As the mom of two girls who are close in age, I definitely hoped they would be friends. I grew up with one younger brother, so I was really excited to see how two sisters would interact. I am so happy to report that my daughters became the best of friends as toddlers and continue to be now as young adults. This may not always be the case. I think as a parent, you must be prepared for the possibility that your children may not get along. You will ask yourself why and might have a hard time understanding it. Perhaps it's due to a bigger age difference, or unique personalities that do not mesh, or the infamous...sibling rivalry. Whatever the reason is, you need to accept it and find ways to come together as a family but also support their differences.
If all is harmonious and the kids get along, the next thing to consider will be how they are similar and how they are different. It is amazing how different kids can be even though they are raised in the same household. It is so important to recognize this and figure out ways to help them express who they are. Growing up, I was involved in sports including lacrosse and horseback riding. Of course, I introduced both to my daughters, and I really hoped they would like one or the other. Lacrosse was not a fit for either of them, but my younger daughter very much enjoyed riding and horses so this became her sport. My older daughter went in another direction and found her fun and passion in books. It was so interesting to me, and I loved seeing how much she enjoyed things like book signings and other related events. I enjoyed going to Book Con with Danielle just as much as I enjoyed being "horse show mom" with Kayla.
What if they both ended up playing the same sport? Since they are only 2 years apart, chances are they would be on the same team. Even if they were not, there would still probably be some comparison made about their abilities, either by a coach, you or perhaps them. If one is a better player than the other it can be tough. It is talent? Is it work ethic? Is it different opportunities based on age or other factors? No matter what the reason, it is so important to be sure the less successful one really wants to be there. If yes, and he or she doesn't feel they just need to keep playing because it's what you want, then you need to support, encourage and explain that they are individuals. What comes "easy" for one may not for the other. That scenario may reverse itself with a different sport or in another setting. The younger they are, it may be difficult for them to understand this, so you need to try and keep the focus on having fun which should be the main goal anyway. This should not dampen the excitement for the successes either, which can make for a very tough but attainable balance.

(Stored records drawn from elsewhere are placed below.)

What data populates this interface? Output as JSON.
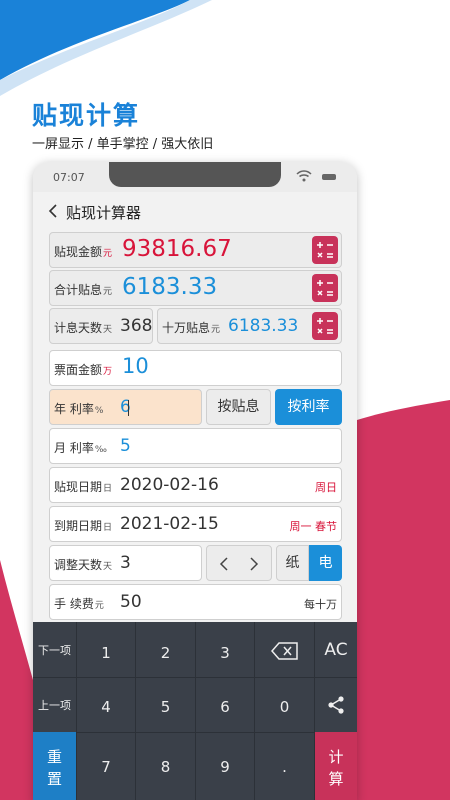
{
  "promo": {
    "headline": "贴现计算",
    "subline": "一屏显示 / 单手掌控 / 强大依旧"
  },
  "status_bar": {
    "time": "07:07"
  },
  "nav": {
    "title": "贴现计算器"
  },
  "results": {
    "discount_amount": {
      "label": "贴现金额",
      "unit": "元",
      "value": "93816.67"
    },
    "total_interest": {
      "label": "合计贴息",
      "unit": "元",
      "value": "6183.33"
    },
    "interest_days": {
      "label": "计息天数",
      "unit": "天",
      "value": "368"
    },
    "per_100k_interest": {
      "label": "十万贴息",
      "unit": "元",
      "value": "6183.33"
    }
  },
  "inputs": {
    "face_amount": {
      "label": "票面金额",
      "unit": "万",
      "value": "10"
    },
    "annual_rate": {
      "label": "年 利率",
      "unit": "%",
      "value": "6"
    },
    "by_interest_button": "按贴息",
    "by_rate_button": "按利率",
    "monthly_rate": {
      "label": "月 利率",
      "unit": "‰",
      "value": "5"
    },
    "discount_date": {
      "label": "贴现日期",
      "unit": "日",
      "value": "2020-02-16",
      "note": "周日"
    },
    "maturity_date": {
      "label": "到期日期",
      "unit": "日",
      "value": "2021-02-15",
      "note": "周一 春节"
    },
    "adjust_days": {
      "label": "调整天数",
      "unit": "天",
      "value": "3"
    },
    "paper_option": "纸",
    "electronic_option": "电",
    "fee": {
      "label": "手 续费",
      "unit": "元",
      "value": "50",
      "note": "每十万"
    }
  },
  "keypad": {
    "next": "下一项",
    "prev": "上一项",
    "reset_1": "重",
    "reset_2": "置",
    "calc_1": "计",
    "calc_2": "算",
    "ac": "AC",
    "digits": [
      "1",
      "2",
      "3",
      "4",
      "5",
      "6",
      "7",
      "8",
      "9",
      "0",
      "."
    ]
  },
  "colors": {
    "accent_blue": "#1b8fd9",
    "accent_red": "#c8325a",
    "value_red": "#d8143a",
    "keypad_bg": "#3a4049"
  }
}
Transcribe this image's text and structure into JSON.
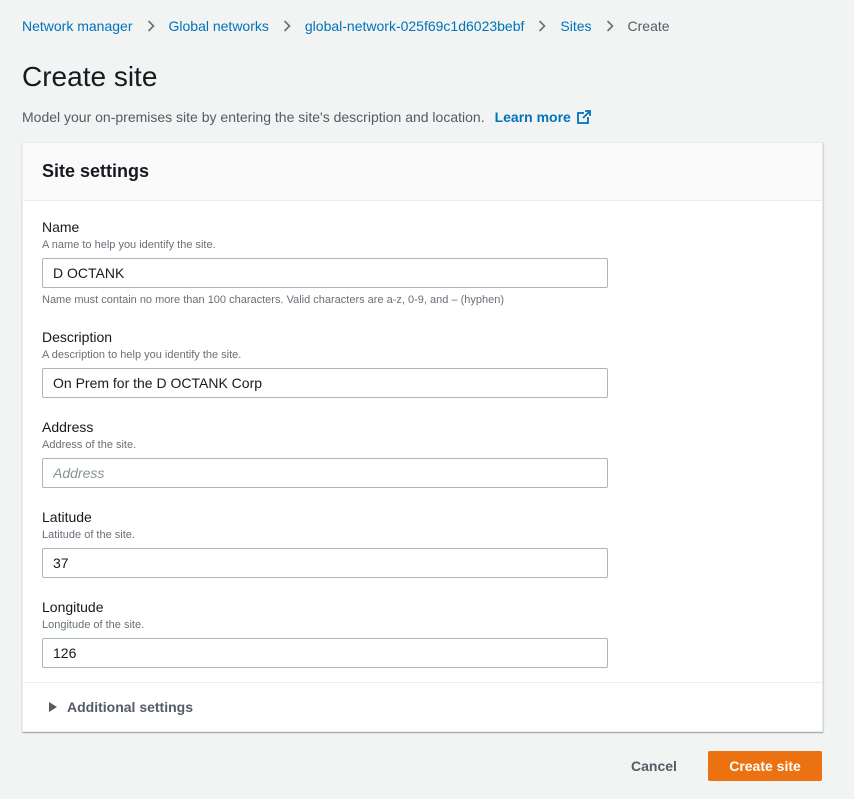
{
  "breadcrumb": {
    "items": [
      "Network manager",
      "Global networks",
      "global-network-025f69c1d6023bebf",
      "Sites"
    ],
    "current": "Create"
  },
  "page": {
    "title": "Create site",
    "description": "Model your on-premises site by entering the site's description and location.",
    "learn_more": "Learn more"
  },
  "panel": {
    "title": "Site settings",
    "fields": {
      "name": {
        "label": "Name",
        "hint": "A name to help you identify the site.",
        "value": "D OCTANK",
        "constraint": "Name must contain no more than 100 characters. Valid characters are a-z, 0-9, and – (hyphen)"
      },
      "description": {
        "label": "Description",
        "hint": "A description to help you identify the site.",
        "value": "On Prem for the D OCTANK Corp"
      },
      "address": {
        "label": "Address",
        "hint": "Address of the site.",
        "value": "",
        "placeholder": "Address"
      },
      "latitude": {
        "label": "Latitude",
        "hint": "Latitude of the site.",
        "value": "37"
      },
      "longitude": {
        "label": "Longitude",
        "hint": "Longitude of the site.",
        "value": "126"
      }
    },
    "additional_settings": "Additional settings"
  },
  "actions": {
    "cancel": "Cancel",
    "submit": "Create site"
  },
  "colors": {
    "link": "#0073bb",
    "primary": "#ec7211",
    "background": "#f2f3f3"
  }
}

We can see examples of celebrity siblings in the sports world and the entertainment world who can illustrate some of the issues we might face. The Jonas brothers became famous over 10 years ago as musical artists. They are fairly close in age and obviously all have talent. However they are all different, and oh by the way, they have another brother! He is several years younger, so not a part of the group or famous. So how does he cope? Not really sure the answer to this question, but I would think it might be difficult. Even within the band, there were likely struggles due to the differences among the 3 brothers. There is Joe, the lead singer and "front man". He doesn't routinely play an instrument but sings the majority of the time and is the favorite of many of their young female fans. Kevin is the oldest and tends to fade into the background more since he doesn't sing much and "only" plays guitar. Lastly Nick, the "jack of all trades" who sings, writes and plays multiple instruments. He has done more away from the band as well. I have no idea what the "behind the scenes" is like for these brothers, but I'm sure there have been challenges to overcome and the need for acceptance of the differences which make them individuals. Yet the sibling bond brings them together, not to mention their huge success over the years as a band.
Day to day activities and habits can be vastly different as well. I have found it very interesting to watch my daughters both achieve amazing results in school from day one with very different methods. What works for one would never work for the other. I tend to share more traits in this regard with my more organized and regimented daughter, but I applaud the other who can still achieve the same results with less structure. I applaud them both in everything they do, and that is what's most important. It is critical to be your child's biggest cheerleader no matter what path they choose. You must show equal support when you have multiple children, even if you identify more with the interests of one. You must try to provide the same opportunities relative to the situation. There may be times when one child needs more from you than another, but hopefully the sibling(s) will understand that if they have felt supported all along. It can be tricky with just two, and I can only imagine the additional struggles which may arise with more than two, but my best advice is to always remember they are unique, and one of the most exciting parts of being a parent is seeing the path they choose to follow.